Vous êtes président de la Poste depuis un an. Êtes-vous désabusé par la politique?
Non, non, pas concernant la politique dans sa globalité. Mais concernant la durabilité, oui. J’ai beaucoup de plaisir à exercer cette fonction. On voit l’effet des mesures de manière beaucoup plus directe et concrète que dans la politique.
La politique contraint à nouveau les activités de Postfinance. L’activité financière du géant jaune a-t-elle encore un avenir?
L’évolution de ces derniers mois est réjouissante en ce qui concerne les affaires. Postfinance est une banque solide. Nous gérons plus de 90 milliards de fonds de clients. Mais cela nous pose aussi des difficultés, car nous sommes confrontés à des exigences plus élevées en matière de fonds propres, Postfinance étant d’importance systémique. Mais ce qui n’a malheureusement pas changé, c’est que Postfinance n’a pas les mêmes conditions que les autres banques.

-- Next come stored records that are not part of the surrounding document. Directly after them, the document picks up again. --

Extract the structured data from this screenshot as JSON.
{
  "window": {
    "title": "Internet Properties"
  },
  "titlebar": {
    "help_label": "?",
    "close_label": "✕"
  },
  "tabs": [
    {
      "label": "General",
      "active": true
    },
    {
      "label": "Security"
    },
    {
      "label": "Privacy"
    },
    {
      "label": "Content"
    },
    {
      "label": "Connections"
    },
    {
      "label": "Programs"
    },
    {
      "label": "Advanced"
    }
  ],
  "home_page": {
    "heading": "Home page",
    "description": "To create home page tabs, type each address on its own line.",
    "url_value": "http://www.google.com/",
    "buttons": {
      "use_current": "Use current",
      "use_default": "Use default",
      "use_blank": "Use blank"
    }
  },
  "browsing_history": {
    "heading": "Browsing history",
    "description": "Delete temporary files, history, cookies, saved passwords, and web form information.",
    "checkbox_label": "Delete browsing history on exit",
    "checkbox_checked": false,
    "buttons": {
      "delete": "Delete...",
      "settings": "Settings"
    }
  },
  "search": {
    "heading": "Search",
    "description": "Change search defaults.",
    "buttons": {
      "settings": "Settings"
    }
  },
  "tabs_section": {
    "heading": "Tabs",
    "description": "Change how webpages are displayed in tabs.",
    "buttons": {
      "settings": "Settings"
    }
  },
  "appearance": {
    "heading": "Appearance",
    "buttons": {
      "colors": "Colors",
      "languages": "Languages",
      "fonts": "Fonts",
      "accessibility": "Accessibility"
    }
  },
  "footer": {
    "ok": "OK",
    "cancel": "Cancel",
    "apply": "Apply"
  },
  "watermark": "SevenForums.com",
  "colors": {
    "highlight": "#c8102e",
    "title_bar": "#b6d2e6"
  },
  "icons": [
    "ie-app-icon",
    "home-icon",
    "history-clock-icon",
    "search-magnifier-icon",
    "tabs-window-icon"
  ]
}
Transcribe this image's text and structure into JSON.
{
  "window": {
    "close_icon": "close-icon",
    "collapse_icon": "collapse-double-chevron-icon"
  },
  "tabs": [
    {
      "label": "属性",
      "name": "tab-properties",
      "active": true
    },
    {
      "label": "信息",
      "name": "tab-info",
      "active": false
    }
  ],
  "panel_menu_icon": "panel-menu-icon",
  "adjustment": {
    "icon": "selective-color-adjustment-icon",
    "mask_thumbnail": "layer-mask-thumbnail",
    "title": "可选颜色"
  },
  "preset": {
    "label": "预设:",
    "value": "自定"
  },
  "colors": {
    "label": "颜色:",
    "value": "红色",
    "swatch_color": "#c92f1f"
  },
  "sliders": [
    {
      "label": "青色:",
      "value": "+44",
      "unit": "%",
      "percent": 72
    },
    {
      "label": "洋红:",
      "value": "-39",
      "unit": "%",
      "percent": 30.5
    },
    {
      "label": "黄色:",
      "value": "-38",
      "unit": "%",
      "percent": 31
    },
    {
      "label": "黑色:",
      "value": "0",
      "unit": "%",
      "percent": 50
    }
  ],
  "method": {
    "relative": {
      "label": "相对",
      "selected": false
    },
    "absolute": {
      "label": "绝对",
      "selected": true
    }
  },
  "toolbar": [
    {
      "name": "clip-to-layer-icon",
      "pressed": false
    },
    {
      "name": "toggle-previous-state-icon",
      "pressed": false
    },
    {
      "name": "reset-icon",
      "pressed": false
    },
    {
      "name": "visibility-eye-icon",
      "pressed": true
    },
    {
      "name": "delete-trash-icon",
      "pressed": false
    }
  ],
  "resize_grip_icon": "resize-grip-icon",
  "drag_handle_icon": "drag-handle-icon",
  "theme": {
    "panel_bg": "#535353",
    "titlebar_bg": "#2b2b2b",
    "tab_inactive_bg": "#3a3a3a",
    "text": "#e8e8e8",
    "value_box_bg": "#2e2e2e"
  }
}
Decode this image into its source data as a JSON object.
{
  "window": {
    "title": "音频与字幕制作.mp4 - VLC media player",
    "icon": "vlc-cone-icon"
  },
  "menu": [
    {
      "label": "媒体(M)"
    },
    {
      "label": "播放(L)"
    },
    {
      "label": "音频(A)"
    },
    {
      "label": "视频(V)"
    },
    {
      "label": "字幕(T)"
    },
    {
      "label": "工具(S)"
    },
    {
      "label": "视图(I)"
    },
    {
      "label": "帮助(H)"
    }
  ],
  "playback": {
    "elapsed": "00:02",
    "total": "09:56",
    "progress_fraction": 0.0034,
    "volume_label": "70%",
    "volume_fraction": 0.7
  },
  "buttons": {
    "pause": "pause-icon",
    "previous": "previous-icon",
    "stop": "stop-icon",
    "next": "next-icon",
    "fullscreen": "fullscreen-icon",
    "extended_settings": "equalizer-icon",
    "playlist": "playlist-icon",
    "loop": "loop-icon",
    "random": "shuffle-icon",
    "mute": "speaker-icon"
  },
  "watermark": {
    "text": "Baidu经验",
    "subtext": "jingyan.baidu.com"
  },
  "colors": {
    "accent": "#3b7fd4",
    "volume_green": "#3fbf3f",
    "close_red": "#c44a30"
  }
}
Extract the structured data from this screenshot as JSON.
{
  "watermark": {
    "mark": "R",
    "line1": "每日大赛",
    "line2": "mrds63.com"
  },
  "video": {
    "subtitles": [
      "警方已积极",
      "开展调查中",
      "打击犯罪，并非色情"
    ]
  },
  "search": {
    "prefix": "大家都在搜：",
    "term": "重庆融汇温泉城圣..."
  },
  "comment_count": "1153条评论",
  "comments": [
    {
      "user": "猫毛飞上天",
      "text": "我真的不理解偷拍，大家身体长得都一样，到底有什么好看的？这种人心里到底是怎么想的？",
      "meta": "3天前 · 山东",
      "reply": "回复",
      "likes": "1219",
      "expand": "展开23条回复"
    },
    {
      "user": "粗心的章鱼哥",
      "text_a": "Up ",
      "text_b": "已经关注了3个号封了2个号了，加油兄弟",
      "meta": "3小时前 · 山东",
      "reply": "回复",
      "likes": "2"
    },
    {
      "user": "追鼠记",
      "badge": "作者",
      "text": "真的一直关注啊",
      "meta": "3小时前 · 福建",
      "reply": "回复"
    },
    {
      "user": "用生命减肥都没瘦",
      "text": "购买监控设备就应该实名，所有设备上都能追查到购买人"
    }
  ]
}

Vous avez fait venir deux concurrents, la Banque Migros et la Corner Bank, dans les filiales de la Poste. Cela a suscité des critiques. Le patron de Postfinance, Hansruedi Köng, vous salue-t-il encore?
Oui, nous irons même prochainement ensemble à un match de hockey sur glace. Plus sérieusement, nous ouvrons notre réseau de filiales pour le renforcer. Nous devons tenir compte des préoccupations de CarPostal à Postfinance. Mais au final, nous sommes tous jaunes de cœur.
Les gens voient plutôt rouge.
Si nous avons une bonne fréquentation des clients dans les filiales, cela profite aussi à Postfinance. Ce n’est qu’avec une bonne fréquentation que nous pourrons garantir les succursales à long terme. C’est pourquoi les filiales de la Poste doivent devenir des centres de services.
Pour vous consoler, vous payez le CEO Hansruedi Köng royalement. Il gagne plus que le chef du groupe Poste Roberto Cirillo. Personne ne le comprend.
Du point de vue d’un livreur de la Poste, les deux salaires sont trop élevés, je peux le comprendre. Mais ces salaires doivent être comparables aux revenus des top-managers de la concurrence. Les banques paient maintenant des salaires plus élevés que les entreprises de logistique. Ces deux personnes pourraient gagner nettement plus dans l’économie privée. Le ministre des finances Ueli Maurer et le Parlement ont clairement indiqué que personne ne devait gagner plus d’un million de francs dans les entreprises fédérales. Nous respectons cette règle.
Revenons-en aux offices de poste. L’entreprise a assuré qu’elle entendait maintenir 800 filiales gérées par ses soins. Actuellement, nous sommes en dessous.
Nous maintenons notre objectif de rester à environ 800 succursales d’ici 2024. Mais si une commune souhaite un changement, nous respectons son souhait. Au-delà, la politique doit se poser la question de savoir quelle poste elle veut. Nous perdrons d’ici 2030 environ 30% des volumes de courrier et 50% du trafic des paiements si l’évolution se poursuit. Dans ce contexte, savoir si et comment nous voulons continuer à exploiter ces quelque 800 filiales est une question que le monde politique doit prendre en charge. Mais il ne faut pas perdre de vue une chose…
A savoir?
L’évolution de la numérisation. Nous ne faisons pas que distribuer des lettres. Nous transportons des informations. Notre objectif est de permettre et de prendre en charge toute la communication des entreprises avec leurs clients d’ici 2030. Et ce, de la manière dont ceux-ci le souhaitent: pour une cliente, physiquement sous forme de lettre, pour le client suivant avec un message dans sa boîte mail. Ou peut-être par Whatsapp – peu importe.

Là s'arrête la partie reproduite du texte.